Alors que politiques et banquiers préparent la fin de l’argent liquide, l’Angleterre abandonne le papier monnaie en présentant son nouveau billet de cinq livres, un Churchill en plastique. Elle annonce aussi l’abandon du cinquante livres, sous prétexte qu’il est utilisé par les amateurs de fraude fiscale.
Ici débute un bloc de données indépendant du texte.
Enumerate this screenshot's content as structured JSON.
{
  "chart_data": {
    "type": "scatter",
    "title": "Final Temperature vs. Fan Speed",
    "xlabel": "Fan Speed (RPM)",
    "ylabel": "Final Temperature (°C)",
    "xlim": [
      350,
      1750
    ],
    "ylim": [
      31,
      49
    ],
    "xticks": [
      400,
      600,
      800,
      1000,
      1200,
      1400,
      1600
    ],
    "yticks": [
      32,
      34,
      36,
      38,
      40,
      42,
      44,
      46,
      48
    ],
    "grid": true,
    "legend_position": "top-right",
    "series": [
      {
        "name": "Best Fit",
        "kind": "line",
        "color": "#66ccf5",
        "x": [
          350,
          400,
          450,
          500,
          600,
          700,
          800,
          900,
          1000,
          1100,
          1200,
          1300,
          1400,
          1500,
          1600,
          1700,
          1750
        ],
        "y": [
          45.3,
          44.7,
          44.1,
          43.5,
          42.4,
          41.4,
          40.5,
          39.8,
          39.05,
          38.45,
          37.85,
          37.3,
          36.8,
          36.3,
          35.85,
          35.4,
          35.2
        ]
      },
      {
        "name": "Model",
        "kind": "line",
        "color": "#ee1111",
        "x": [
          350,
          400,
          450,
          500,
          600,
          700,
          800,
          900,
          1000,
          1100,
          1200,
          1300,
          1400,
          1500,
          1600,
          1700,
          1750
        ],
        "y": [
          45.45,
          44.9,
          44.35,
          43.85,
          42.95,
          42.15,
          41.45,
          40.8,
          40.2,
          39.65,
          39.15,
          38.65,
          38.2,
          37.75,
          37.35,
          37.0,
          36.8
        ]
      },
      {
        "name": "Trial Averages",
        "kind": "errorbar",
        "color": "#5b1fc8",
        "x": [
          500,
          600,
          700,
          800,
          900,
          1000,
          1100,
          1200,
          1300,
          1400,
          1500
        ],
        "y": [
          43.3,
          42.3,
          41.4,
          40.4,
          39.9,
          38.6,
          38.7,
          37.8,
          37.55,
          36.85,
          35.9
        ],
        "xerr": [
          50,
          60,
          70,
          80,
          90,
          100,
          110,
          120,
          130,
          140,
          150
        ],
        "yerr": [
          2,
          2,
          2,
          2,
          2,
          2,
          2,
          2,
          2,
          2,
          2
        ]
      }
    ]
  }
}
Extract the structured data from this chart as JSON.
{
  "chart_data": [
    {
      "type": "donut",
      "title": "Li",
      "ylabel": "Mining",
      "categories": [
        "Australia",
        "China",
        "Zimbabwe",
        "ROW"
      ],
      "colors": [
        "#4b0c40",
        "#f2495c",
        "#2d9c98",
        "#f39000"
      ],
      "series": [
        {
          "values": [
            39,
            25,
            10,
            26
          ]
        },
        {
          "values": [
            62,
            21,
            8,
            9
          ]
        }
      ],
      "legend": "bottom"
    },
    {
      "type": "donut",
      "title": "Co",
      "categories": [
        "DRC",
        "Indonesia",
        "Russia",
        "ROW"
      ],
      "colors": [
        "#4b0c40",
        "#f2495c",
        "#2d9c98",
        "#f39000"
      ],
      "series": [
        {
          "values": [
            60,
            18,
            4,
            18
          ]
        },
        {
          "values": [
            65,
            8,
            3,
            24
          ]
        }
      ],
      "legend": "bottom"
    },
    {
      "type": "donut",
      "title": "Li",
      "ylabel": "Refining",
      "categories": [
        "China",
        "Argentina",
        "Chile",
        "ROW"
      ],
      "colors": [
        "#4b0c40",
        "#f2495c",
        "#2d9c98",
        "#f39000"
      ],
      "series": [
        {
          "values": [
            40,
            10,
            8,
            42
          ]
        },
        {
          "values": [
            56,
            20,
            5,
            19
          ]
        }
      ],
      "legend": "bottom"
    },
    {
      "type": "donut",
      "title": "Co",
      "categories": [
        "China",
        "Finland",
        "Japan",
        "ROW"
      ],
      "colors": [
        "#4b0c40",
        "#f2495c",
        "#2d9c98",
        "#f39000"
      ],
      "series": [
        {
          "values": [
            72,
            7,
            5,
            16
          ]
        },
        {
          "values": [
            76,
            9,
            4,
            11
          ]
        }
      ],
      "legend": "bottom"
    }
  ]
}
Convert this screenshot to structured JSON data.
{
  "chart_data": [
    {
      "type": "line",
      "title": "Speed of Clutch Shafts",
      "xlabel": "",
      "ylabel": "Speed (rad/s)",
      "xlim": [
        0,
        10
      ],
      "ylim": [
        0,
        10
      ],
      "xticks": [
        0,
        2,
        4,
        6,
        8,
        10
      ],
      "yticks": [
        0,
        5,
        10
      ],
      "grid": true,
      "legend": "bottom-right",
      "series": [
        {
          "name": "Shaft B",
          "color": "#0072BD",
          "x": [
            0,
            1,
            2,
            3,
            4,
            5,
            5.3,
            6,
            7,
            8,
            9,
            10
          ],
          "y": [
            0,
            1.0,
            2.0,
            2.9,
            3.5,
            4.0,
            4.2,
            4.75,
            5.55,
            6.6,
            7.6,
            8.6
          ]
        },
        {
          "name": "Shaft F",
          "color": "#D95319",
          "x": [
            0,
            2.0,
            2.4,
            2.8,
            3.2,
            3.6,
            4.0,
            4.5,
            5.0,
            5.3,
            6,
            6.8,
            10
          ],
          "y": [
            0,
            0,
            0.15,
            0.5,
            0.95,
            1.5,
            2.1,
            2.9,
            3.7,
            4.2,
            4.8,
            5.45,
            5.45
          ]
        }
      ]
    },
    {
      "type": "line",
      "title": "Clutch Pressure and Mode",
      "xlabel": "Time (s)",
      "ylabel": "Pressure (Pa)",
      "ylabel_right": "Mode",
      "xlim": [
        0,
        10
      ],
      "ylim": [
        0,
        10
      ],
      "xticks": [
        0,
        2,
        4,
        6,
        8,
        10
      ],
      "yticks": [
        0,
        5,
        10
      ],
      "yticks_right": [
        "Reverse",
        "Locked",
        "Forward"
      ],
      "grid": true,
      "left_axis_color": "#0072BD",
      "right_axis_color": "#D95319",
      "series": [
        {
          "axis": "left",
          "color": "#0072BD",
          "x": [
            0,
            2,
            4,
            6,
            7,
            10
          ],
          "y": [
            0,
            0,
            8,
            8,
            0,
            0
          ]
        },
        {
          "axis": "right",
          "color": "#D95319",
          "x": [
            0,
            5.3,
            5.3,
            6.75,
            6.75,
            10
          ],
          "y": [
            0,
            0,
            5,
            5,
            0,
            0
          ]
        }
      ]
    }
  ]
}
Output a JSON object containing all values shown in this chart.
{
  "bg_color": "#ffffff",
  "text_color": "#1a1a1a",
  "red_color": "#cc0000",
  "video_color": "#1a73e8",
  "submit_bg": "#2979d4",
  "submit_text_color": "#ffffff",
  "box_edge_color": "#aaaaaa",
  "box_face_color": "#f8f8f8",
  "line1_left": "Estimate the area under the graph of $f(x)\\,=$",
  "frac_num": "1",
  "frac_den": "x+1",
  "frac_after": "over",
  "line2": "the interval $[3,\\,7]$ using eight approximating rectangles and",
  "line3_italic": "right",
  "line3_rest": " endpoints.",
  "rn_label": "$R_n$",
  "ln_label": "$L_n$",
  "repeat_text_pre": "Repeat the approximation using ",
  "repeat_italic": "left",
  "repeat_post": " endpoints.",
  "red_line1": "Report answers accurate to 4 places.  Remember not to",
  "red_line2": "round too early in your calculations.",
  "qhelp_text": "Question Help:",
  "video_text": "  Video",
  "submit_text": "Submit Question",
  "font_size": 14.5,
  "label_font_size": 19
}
Chez nous, la fin annoncée du billet de cinq cent euros fait partie d’un mouvement général dans le monde qui tend à en finir avec l’argent liquide. Sous couleur de lutter contre l’évasion fiscale, les trafics et le crime organisé, le pouvoir, aidé par les banques, pourra ainsi fliquer en permanence le public grâce aux cartes à puce. La liberté se joue aussi dans le portefeuille. Au Royaume Uni cependant, le gouverneur général de la banque d’Angleterre, Mark Carney, a fort habilement assorti l’annonce du retrait progressif de la grosse coupure de cinquante livres d’une présentation en grande pompe du nouveau billet plastique à l’effigie de Winston Churchill, le légendaire premier ministre de la seconde guerre mondiale.
Pourquoi le billet plastique est supérieur à la monnaie de papier
L’argument technique est toujours agité avec profit. Selon Carney, le papier monnaie est cher parce qu’il ne dure pas longtemps, il se salit, se déchire, se perd dans les machines à laver (un détail qui parle à toutes les mères et toutes les épouses), il était temps de le remplacer par le billet plastique, qui dure au moins deux fois plus longtemps, se lave, ressort tout propre de la poche de jean où on l’avait oublié, etc. Le nouveau Churchill de cinq livres est une petite merveille qui permet à l’Angleterre de rejoindre le peloton des trente pays avancés qui sont déjà passés au billet de plastique, des détails qu’on ne vous dit pas le rendent pratiquement infalsifiable, c’est la bête noire des faux-monnayeurs.
Et ce n’est pas tout, sur les futures coupures de dix livres et de vingt livres, des inscriptions en braille permettront aux aveugles de s’y retrouver. Bref, le billet plastique, c’est à la fois le progrès, la morale et l’économie, en un mot, c’est le Bien. Il est donc naturel et souhaitable d’abandonner l’obsolète papier monnaie. Et comme, Mark Carney l’affirme, il n’y a « pas de projet » pour une version plastique du billet de 50 livres, celui-ci sera finalement abandonné. CQFD. Ca tombe bien, il était utile aux fraudeurs et aux malfrats. C’est la preuve que la technique et l’éthique marchent la main dans la main.
Célébrer l’Angleterre mais préparer la fin de l’argent liquide
Maintenant, le billet plastique peut fondre sous un coup de fer, coller dans une liasse au moment du paiement, ou finir par se fendiller si on ne le place pas bien à plat dans son portefeuille, ce qui fait qu’on ne sait pas du tout en fait s’il sera supérieur, à l’usage, au papier monnaie. Mais ce n’est pas grave, puisque son rôle politique et historique est d’être une étape dans la suppression de l’argent liquide.
Pour détourner l’attention de cette réalité fondamentale, Mark Carney s’est livré à un magnifique développement patriotique sur le nouveau billet de cinq livres : « La monnaie d’un pays est la mémoire d’un peuple (…) Nos billets sont des témoignages des réussites remarquables de nos grands hommes. Ce sont des monuments de notre mémoire collective ». Le Churchill sera une illustration, courant dans toutes les mains, de « l’histoire glorieuse de la Grande Bretagne ».
Il est probable que le gouverneur de la banque d’Angleterre est tout à fait sincère, et sa sincérité s’étend à l’usage de l’argent liquide, dont l’usage est resté « plutôt stable » selon lui ces cinq six dernières années en Angleterre : « L’argent liquide est incroyablement important, et les Britanniques l’utilisent chaque jour partout dans le pays. » N’empêche que le résultat pratique de cette débauche de déclarations est, un, la fin du papier monnaie, deux, le retrait du billet de cinquante livres.